Unless you’re a developer, most people talk about new housing in jaded tones. Given the way homes go up in a matter of minutes, built in a range of styles you can count on one hand, who can get excited about the idea of new construction? The spark of energy that should emanate from folks on the verge of purchasing their own place seems to have dimmed with their options: Their imagination is limited by feeling their only choices in home design are between the developer’s ranch home or his stately brick mini-mansion.
But remember the days when your family would field trip to the conceptual home of the future? At Disney World’s EPCOT Center, an animatronic narrator would excitedly tell us how all homes would soon be round or tubular, that dirty dishes would be cleaned by robotic hands, that conveyor belts would move us from room to room. How excited we got over those promises; those concept homes encouraged wild flights of imagination.

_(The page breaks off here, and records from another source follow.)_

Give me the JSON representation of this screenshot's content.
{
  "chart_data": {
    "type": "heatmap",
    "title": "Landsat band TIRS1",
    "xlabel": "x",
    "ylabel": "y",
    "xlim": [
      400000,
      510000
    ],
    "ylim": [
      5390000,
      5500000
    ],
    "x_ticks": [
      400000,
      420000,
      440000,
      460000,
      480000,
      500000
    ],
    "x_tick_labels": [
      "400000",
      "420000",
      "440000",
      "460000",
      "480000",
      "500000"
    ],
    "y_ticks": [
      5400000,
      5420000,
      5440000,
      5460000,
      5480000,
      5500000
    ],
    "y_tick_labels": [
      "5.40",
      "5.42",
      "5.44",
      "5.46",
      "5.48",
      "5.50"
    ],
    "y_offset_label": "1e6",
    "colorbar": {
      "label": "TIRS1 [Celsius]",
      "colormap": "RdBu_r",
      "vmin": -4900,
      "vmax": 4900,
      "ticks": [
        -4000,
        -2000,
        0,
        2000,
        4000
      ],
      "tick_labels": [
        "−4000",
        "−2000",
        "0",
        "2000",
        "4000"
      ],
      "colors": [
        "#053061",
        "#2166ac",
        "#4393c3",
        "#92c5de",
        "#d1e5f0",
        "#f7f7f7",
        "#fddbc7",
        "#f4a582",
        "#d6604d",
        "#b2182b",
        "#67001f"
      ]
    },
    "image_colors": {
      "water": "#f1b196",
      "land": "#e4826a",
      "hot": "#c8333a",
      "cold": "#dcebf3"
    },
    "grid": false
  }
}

But the dream of a truly futuristic middle-class home seems to have been left behind. The focus of technology has turned away from the robot-managed homes aimed at making our domestic lives easier to computer science to make our work lives easier. In the age of the microchip, where are our Homes of the Future? Bypassing deadlines set by George Orwell (1984–Big Brother becomes a constant living companion) and Arthur C. Clarke (2001–live in outer space and chat with your kids via videophone) for when we’d all join the über-future, we’ve instead reverted back to ideas of the past. But the Victorian and Colonial eras, as charming as those times were, are not now, nor will they be our future.
In this issue of Casa, we dip back into the past to try to recapture former generations’ inventive spirit and provide some cultural context for their imaginings about domestic life. We’ll also present a prediction of what the homes in our future may look like, given our current cultural and sociological climate. Matt Jones highlights some Triangle homes that looked to a future that never quite came into being. Angie Carlson ruminates about those elements of our pop culture that seem to fight progress. And finally, instead of complaining about our apparent lack of future fever, Raleigh architect and professor Gail Borden lays out his plans for a home that may seem futuristic, but could plant the seeds for a new revolution in home design today.